New York City could limp along for a few weeks without its subways. Without garbage pickup, a stinky week or so. (The rats would be happy.) Without power, we know, things get bad after a day or two. But water? Four hours, maybe. If the flow stops, so does city life.

At the start of this year, all of our water came from upstate through two big tunnels. No. 1 was completed in 1917, No. 2 in 1936. They’re really old, and they can’t be closed for inspection, because the valves are too fragile. Besides, they might collapse if they’re emptied. Tunnel No. 3, sketched out in 1954, is meant to take the load off the first two. Digging began in 1970, then stopped in 1975, amid the fiscal crisis and a labor dispute. Meanwhile, No. 1 and No. 2 just got older and older, leakier and leakier. Work on No. 3 started up again in 1979; the state took over in 1981, projecting completion in 1988. More delays. A kid fell into one of the excavations and was killed in 1991. Over the years, 23 construction workers—sandhogs, they’re called—died on the job. The whole thing never quite ground to a halt, because some of us knew: One crack in Tunnel No. 1’s concrete lining, and New York was done for.

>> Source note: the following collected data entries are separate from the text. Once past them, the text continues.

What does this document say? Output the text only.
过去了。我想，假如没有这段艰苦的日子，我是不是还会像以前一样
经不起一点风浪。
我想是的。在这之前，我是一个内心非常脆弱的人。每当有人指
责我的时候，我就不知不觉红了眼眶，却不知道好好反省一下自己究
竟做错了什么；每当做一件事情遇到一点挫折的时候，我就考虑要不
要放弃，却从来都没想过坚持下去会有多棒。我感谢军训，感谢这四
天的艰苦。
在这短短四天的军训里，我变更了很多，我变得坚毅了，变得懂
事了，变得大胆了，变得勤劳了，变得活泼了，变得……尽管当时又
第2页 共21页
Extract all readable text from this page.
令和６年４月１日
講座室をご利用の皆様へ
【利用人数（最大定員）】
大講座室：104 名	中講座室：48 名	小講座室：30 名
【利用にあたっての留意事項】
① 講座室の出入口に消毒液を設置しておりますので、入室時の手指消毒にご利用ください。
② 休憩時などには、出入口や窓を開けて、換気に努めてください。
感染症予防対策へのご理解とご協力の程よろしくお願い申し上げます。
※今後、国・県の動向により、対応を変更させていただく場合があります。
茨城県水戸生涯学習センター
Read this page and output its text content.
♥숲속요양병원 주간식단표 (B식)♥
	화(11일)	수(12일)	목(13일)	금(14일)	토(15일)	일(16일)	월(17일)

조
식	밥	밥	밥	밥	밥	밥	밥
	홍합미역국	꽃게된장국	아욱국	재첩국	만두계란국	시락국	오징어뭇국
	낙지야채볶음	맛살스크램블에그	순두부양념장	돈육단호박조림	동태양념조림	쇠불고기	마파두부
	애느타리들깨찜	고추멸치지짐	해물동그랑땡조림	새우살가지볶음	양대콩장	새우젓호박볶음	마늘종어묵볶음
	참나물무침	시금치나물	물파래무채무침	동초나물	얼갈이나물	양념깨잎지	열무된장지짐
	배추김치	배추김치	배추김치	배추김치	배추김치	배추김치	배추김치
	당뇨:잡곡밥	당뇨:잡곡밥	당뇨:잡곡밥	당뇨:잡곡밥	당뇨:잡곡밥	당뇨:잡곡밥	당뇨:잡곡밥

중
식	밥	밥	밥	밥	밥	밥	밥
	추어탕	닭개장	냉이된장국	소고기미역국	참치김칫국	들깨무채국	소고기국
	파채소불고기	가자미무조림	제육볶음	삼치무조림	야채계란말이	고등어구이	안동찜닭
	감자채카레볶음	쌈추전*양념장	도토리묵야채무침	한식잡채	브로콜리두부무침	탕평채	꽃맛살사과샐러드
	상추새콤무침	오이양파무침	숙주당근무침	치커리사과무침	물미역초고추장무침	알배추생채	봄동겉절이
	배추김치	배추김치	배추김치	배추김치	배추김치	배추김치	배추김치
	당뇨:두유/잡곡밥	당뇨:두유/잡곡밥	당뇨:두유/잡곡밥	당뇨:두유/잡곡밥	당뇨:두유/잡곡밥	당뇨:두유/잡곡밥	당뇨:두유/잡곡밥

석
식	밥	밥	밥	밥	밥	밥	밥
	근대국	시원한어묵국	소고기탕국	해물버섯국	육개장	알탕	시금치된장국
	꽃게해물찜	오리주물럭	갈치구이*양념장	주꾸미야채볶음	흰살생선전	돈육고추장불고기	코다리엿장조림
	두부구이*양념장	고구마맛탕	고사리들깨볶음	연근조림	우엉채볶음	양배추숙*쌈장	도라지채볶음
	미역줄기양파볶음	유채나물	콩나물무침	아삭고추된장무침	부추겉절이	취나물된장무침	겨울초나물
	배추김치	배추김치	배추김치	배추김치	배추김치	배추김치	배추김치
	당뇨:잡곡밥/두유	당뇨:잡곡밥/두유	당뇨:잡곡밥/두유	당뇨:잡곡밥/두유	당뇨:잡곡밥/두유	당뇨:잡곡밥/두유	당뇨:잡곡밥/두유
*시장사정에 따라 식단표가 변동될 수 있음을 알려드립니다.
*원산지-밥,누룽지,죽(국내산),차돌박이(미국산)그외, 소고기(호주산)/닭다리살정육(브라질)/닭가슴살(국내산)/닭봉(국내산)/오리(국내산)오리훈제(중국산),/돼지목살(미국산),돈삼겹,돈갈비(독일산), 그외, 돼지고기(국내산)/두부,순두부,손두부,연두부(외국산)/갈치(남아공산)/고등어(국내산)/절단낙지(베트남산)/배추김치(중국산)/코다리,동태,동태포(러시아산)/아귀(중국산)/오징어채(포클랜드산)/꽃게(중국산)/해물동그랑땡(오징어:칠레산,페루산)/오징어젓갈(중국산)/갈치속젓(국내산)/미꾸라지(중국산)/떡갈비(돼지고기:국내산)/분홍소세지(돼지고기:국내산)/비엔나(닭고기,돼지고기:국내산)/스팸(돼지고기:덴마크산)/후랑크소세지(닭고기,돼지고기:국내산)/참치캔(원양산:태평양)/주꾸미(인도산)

When Mike Bloomberg became mayor, he asked his advisers what could bring the city to its knees. They told him about the old tunnels, the bad valves. An extra couple of billion dollars made their way to No. 3. And on October 16, Bloomberg stood in City Hall Park and spun a valve. A water fountain sprang to life. It made page A26 of the Times. You probably didn’t know you could finally relax—that at last, we had a measure of safety, pushing back the four-hour crisis indefinitely. But you could.